All the code for this blog post (and some more, for visualisation) is available in this Google Colab.
There are lots of possible extensions to this blog post - for example, i've been working on a relation extraction system using the public data available from "A global network of biomedical relationships derived from text". This paper applies Ensemble Biclustering for Classification to dependency paths between entities, hierarchically clustering them in an unsupervised way into different groups of interaction relations for several different entity types. The paper is very good, I would recommend it!
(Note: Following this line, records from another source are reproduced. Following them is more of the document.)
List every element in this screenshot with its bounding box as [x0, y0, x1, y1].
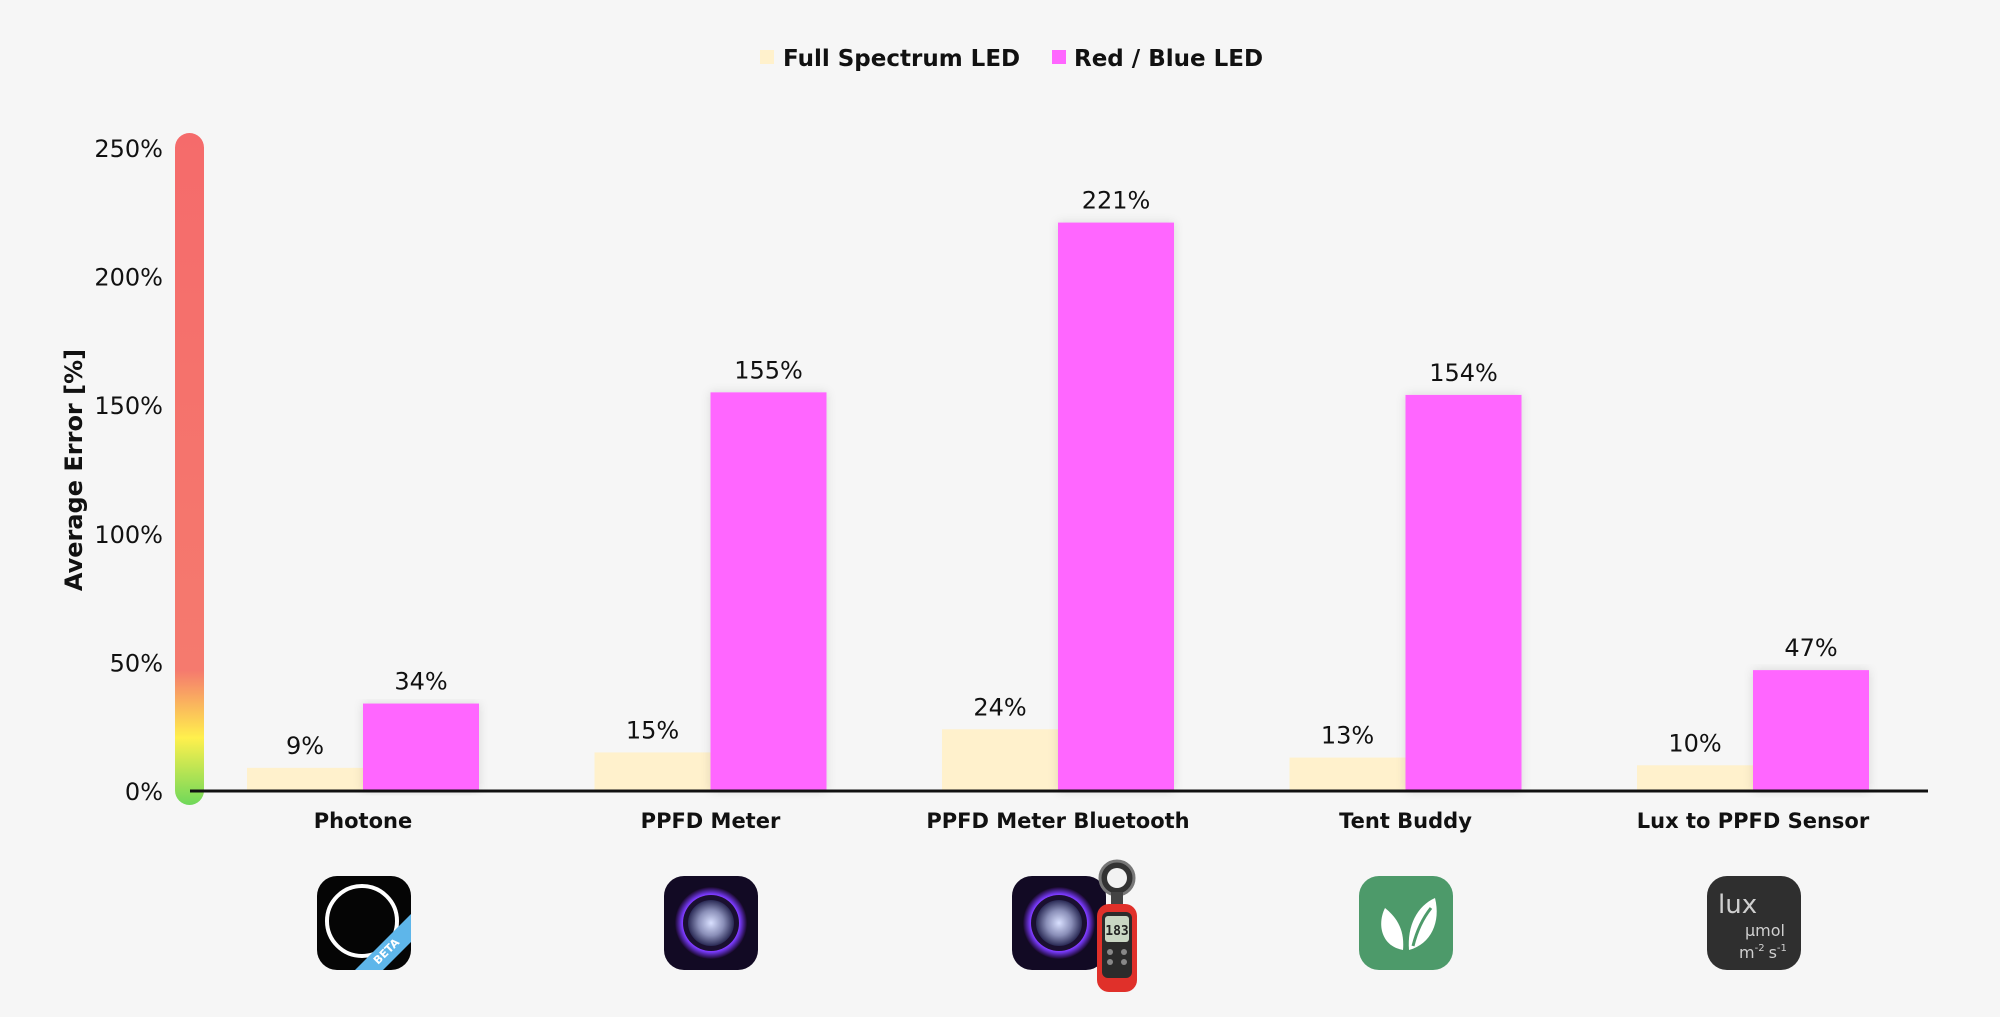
umol-text: µmol	[1745, 921, 1785, 940]
bars	[247, 222, 1869, 791]
bar-red-blue-led-ppfd-meter-bluetooth	[1058, 222, 1174, 791]
category-label-tent-buddy: Tent Buddy	[1339, 809, 1472, 833]
bar-full-spectrum-led-tent-buddy	[1289, 757, 1406, 791]
y-tick-label-250: 250%	[94, 135, 163, 163]
legend-swatch-full-spectrum	[760, 50, 774, 64]
value-label-red-blue-led-tent-buddy: 154%	[1429, 359, 1498, 387]
legend-swatch-red-blue	[1052, 50, 1066, 64]
y-tick-label-200: 200%	[94, 264, 163, 292]
tent-buddy-app-icon	[1359, 876, 1453, 970]
bar-red-blue-led-lux-to-ppfd-sensor	[1753, 670, 1869, 791]
lux-to-ppfd-app-icon: lux µmol m-2 s-1	[1707, 876, 1801, 970]
value-label-full-spectrum-led-ppfd-meter: 15%	[626, 716, 679, 744]
lux-text: lux	[1718, 890, 1757, 920]
bar-red-blue-led-photone	[363, 703, 479, 791]
category-label-ppfd-meter-bluetooth: PPFD Meter Bluetooth	[926, 809, 1189, 833]
y-tick-label-0: 0%	[125, 778, 163, 806]
value-label-full-spectrum-led-lux-to-ppfd-sensor: 10%	[1668, 729, 1721, 757]
value-label-full-spectrum-led-tent-buddy: 13%	[1321, 722, 1374, 750]
bar-full-spectrum-led-lux-to-ppfd-sensor	[1637, 765, 1753, 791]
photone-app-icon: BETA	[317, 876, 411, 970]
value-label-red-blue-led-lux-to-ppfd-sensor: 47%	[1784, 634, 1837, 662]
legend-label-red-blue: Red / Blue LED	[1074, 46, 1263, 72]
value-label-red-blue-led-ppfd-meter-bluetooth: 221%	[1082, 187, 1151, 215]
legend: Full Spectrum LED Red / Blue LED	[760, 46, 1263, 72]
error-scale-bar	[175, 133, 204, 805]
y-axis-ticks: 0% 50% 100% 150% 200% 250%	[94, 135, 163, 806]
category-label-ppfd-meter: PPFD Meter	[641, 809, 781, 833]
app-icons: BETA 183	[317, 859, 1801, 992]
value-label-red-blue-led-ppfd-meter: 155%	[734, 356, 803, 384]
y-axis-title: Average Error [%]	[60, 349, 88, 591]
y-tick-label-50: 50%	[110, 649, 163, 677]
value-label-red-blue-led-photone: 34%	[394, 668, 447, 696]
y-tick-label-100: 100%	[94, 521, 163, 549]
category-labels: Photone PPFD Meter PPFD Meter Bluetooth Ten…	[314, 809, 1870, 833]
legend-label-full-spectrum: Full Spectrum LED	[783, 46, 1020, 72]
bar-full-spectrum-led-photone	[247, 767, 363, 791]
leaf-icon	[1381, 898, 1437, 950]
light-meter-readout: 183	[1105, 924, 1128, 939]
bar-red-blue-led-tent-buddy	[1405, 394, 1522, 791]
bar-full-spectrum-led-ppfd-meter-bluetooth	[942, 729, 1058, 791]
value-label-full-spectrum-led-photone: 9%	[286, 732, 324, 760]
category-label-lux-to-ppfd-sensor: Lux to PPFD Sensor	[1637, 809, 1870, 833]
ppfd-meter-app-icon	[664, 876, 758, 970]
value-label-full-spectrum-led-ppfd-meter-bluetooth: 24%	[973, 693, 1026, 721]
y-tick-label-150: 150%	[94, 392, 163, 420]
bar-full-spectrum-led-ppfd-meter	[594, 752, 711, 791]
bar-red-blue-led-ppfd-meter	[710, 392, 827, 791]
category-label-photone: Photone	[314, 809, 412, 833]
value-labels: 9% 34% 15% 155% 24% 221% 13% 154% 10% 47%	[286, 187, 1838, 760]
unit-text: m-2 s-1	[1739, 943, 1787, 962]
ppfd-meter-bluetooth-app-icon: 183	[1012, 859, 1137, 992]
light-meter-device-icon: 183	[1097, 859, 1137, 992]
There's a more complicated colab here with some work in progress analysis of the dependency paths they have provided for one of the entity types they provide in their data release. I'm working on distilling the paths they provide into a smaller set of higher precision patterns, which could be used more effectively for relation extraction. I'm not sure how it will turn out!